Jabari Mahiri from the UC Berkeley School of Education will present a talk titled "Digital Teachers: Engaging New Literacies in Urban Schools" as part of the Annenberg Research Park Colloquium series 11:00-12:00 on Tuesday November 18 at Kerckhoff Hall.
This presentation discusses research from an 18 month university/public school collaboration and intervention that begin in the summer preceding and continued through the 2007 - 08 academic school year. The research took place in the challenging setting of an urban, continuation high school in Northern California. The the main goal of this research was to develop and document an approach to teacher professional development that integrated effective principles of teaching with successful strategies for digitally mediating student learning. Teachers were supported and guided in developing perspectives and skills needed to take greater advantage of new media and new information sources in conjunction with relevant connections to youth experiences and interests.
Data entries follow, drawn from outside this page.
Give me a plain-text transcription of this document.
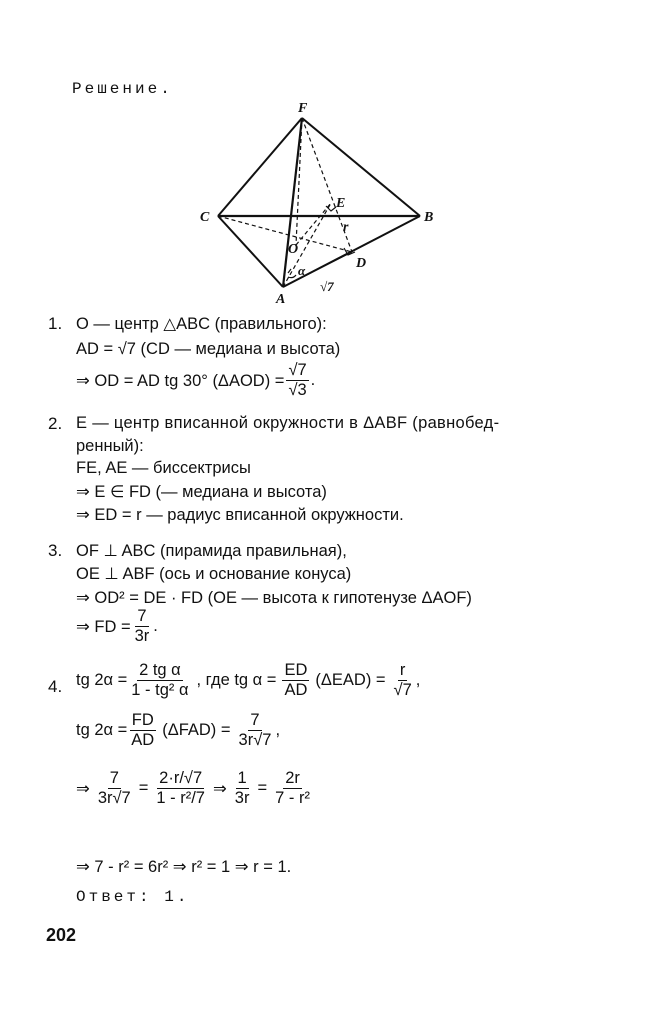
Решение.
F
C	B
E
O
r
D
A
α
√7
1. O — центр △ABC (правильного):
AD = √7 (CD — медиана и высота)
⇒ OD = AD tg 30° $(\Delta AOD) = \frac{√7}{√3}$ .
2. E — центр вписанной окружности в ΔABF (равнобед-
ренный):
FE, AE — биссектрисы
⇒ E ∈ FD (— медиана и высота)
⇒ ED = r — радиус вписанной окружности.
3. OF ⊥ ABC (пирамида правильная),
OE ⊥ ABF (ось и основание конуса)
⇒ OD² = DE · FD (OE — высота к гипотенузе ΔAOF)
⇒ FD = $\frac{7}{3r}$ .
4. tg $2\alpha = \frac{\text{2 tg α}}{\text{1 - tg² α}}$ , где tg $\alpha = \frac{ED}{AD} (\Delta EAD) = \frac{r}{√7}$ ,
tg $2\alpha = \frac{FD}{AD} (\Delta FAD) = \frac{7}{3r√7}$ ,
⇒ $\frac{7}{3r√7} = \frac{2\cdot r/√7}{\text{1 - r²/7}}$ ⇒ $\frac{1}{3r} = \frac{2r}{\text{7 - r²}}$
⇒ 7 - r² = 6r² ⇒ r² = 1 ⇒ r = 1.
Ответ: 1.
202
Most of the students at the school read and write well below grade level and their overall academic skills vary greatly. New students arrive nearly every week of the academic year, and their demographic make-up is 85% African American and 15% Latino. They are also 65% male, and 100% qualify for free lunch. Thirty-four percent qualify for special education services. Essentially, the school provided something of a laboratory in which the collaborators could re-think teaching perspectives and re-design teaching practices. Discussion of the findings from the digital and virtual explorations of these teachers and students also has significant implications for wider school settings. Consequently, this work provides initial indications of how the structure and culture of schools might be changed, in part through incorporating appropriate technology, to revitalize learning and make it relevant to this century's challenges.
Jabari Mahiri is an Associate Professor in UC Berkeley's Graduate School of Education and chair of its Language and Literacy, Society and Culture area. He has also been a Visiting Professor at Harvard University; a Visiting Scholar at the University of Minnesota, Michigan State University, and the University of Iowa; and a Senior Fellow at Brown University in the Annenberg Institute for School Reform. Currently, he is a Senior Scholar for the National Urban Alliance for Effective Education and the Principal Investigator of T E A C H (Technology Equity And Culture High-schools), a research initiative that collaborates with urban school and community partners on educational equity and academic achievement as well as literacy and learning in non-school settings. Dr. Mahiri received UC Berkeley's Chancellor's Award for Advancing Institutional Excellence in 2007, and in 2008 he received the American Educational Research Association's (Division G) Outstanding Mentorship Award.
Dr. Mahiri is author of Shooting for Excellence: African American and Youth Culture in New Century Schools (1998), and editor of What They Don't Learn in School: Literacy in the Lives of Urban Youth (2004). He has two books that are forthcoming in 2009: A Second Life for Learning in Schools and When Scholarship Athletes become Academic Scholars. Additionally, he authored a children's book, The Day They Stole the Letter J (1989). Before coming to UC Berkeley, Dr. Mahiri helped found and chaired the inaugural board of directors of an independent school in Chicago, the New Concept Development Center, that has been in existence for 35 years. He was also a credentialed English teacher in Chicago public high schools for seven years.